I should have killed her the second I spotted her, but I couldn't, or rather chose not to in that moment. My mind was in a frenzy. What if I harmed the butterfly? What if I accidently cut it in two? Maybe this time it would die or dissolve back into the planet. Had the dreamwalker already devoured it? Or maybe she was hired to retrieve it. My hesitation got the better of me. It broke its way out of Urlish, killed her even. What could a blade possibly do to it? Nothing.

Regardless, the paper butterfly is gone and that woman stole it.

Kato quietly approaches and kneels before me. His head hangs low, blonde hair shaggy and ears down with remorse. I hesitate to touch him. My anger is so palpable that I've afraid of hurting him. Another trait I can thank my father for.

"I failed you," Kato says.

I clench the chair arms. "You didn't fail, Kato. You did exactly as I ordered."

He is my protector; he watches my back and fights when need be. That raven attacked first, knowing full well that Kato is a shifter. Our journey into the Treschine Forest was merely a mission to retrieve the butterfly. He did his duty. I'm the one who failed at fulfilling mine.

When he lifts his head, his eyes are blazing with determination. "Regardless, my duty as your Overseer of the Faceless is to kill all dreamwalkers on sight. Next time, I won't hesitate to sink my claws into her."

Laughter slips past my anger. The idea that we could possibly find her on a vast unknown planet is absurd. She's gone, forever living among the stars of this universe. If only I knew what planet she lives on, then at least it would give me some idea, but even I know that's a fool's dream. "We will never find her," I admit.

Slowly and broad, Kato grins, his sharp canines gleam from what little light I let seep inside. So haunting and dangerous, though he can't control the shadows, he was truly born from them. "That's where you're wrong. I have a present for you." He holds out his fist, revealing delicate threads before my very eyes. "Hair of the dreamwalker."
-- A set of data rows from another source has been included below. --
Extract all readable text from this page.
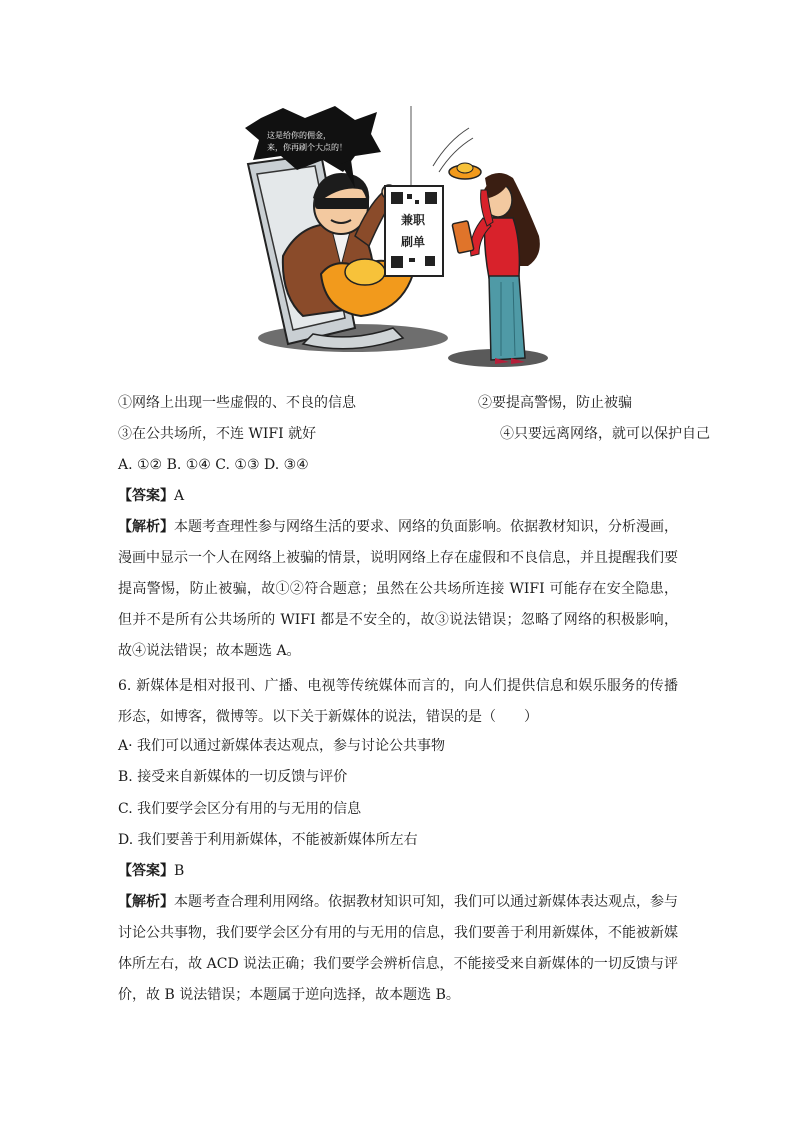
这是给你的佣金，
来，你再刷个大点的！
兼职
刷单
①网络上出现一些虚假的、不良的信息	②要提高警惕，防止被骗
③在公共场所，不连 WIFI 就好	④只要远离网络，就可以保护自己
A. ①② B. ①④ C. ①③ D. ③④
【答案】A
【解析】本题考查理性参与网络生活的要求、网络的负面影响。依据教材知识，分析漫画，漫画中显示一个人在网络上被骗的情景，说明网络上存在虚假和不良信息，并且提醒我们要提高警惕，防止被骗，故①②符合题意；虽然在公共场所连接 WIFI 可能存在安全隐患，但并不是所有公共场所的 WIFI 都是不安全的，故③说法错误；忽略了网络的积极影响，故④说法错误；故本题选 A。
6. 新媒体是相对报刊、广播、电视等传统媒体而言的，向人们提供信息和娱乐服务的传播形态，如博客，微博等。以下关于新媒体的说法，错误的是（　　）
A· 我们可以通过新媒体表达观点，参与讨论公共事物
B. 接受来自新媒体的一切反馈与评价
C. 我们要学会区分有用的与无用的信息
D. 我们要善于利用新媒体，不能被新媒体所左右
【答案】B
【解析】本题考查合理利用网络。依据教材知识可知，我们可以通过新媒体表达观点，参与讨论公共事物，我们要学会区分有用的与无用的信息，我们要善于利用新媒体，不能被新媒体所左右，故 ACD 说法正确；我们要学会辨析信息，不能接受来自新媒体的一切反馈与评价，故 B 说法错误；本题属于逆向选择，故本题选 B。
Hope blooms in the form of brown strands. I gently take the hair from my dependable friend and inhale the scent. Flowers and dirt and a hint of spicy sweetness. Magic beyond reason and that impossible imagination of dust the paper butterfly carries along its wings. Yes, it's the dreamwalker's scent, and with these pieces of hair I'll be able to locate her. The toys she left behind are useless, all trinkets created by Akane's magic are, but a piece of hair—that's personal.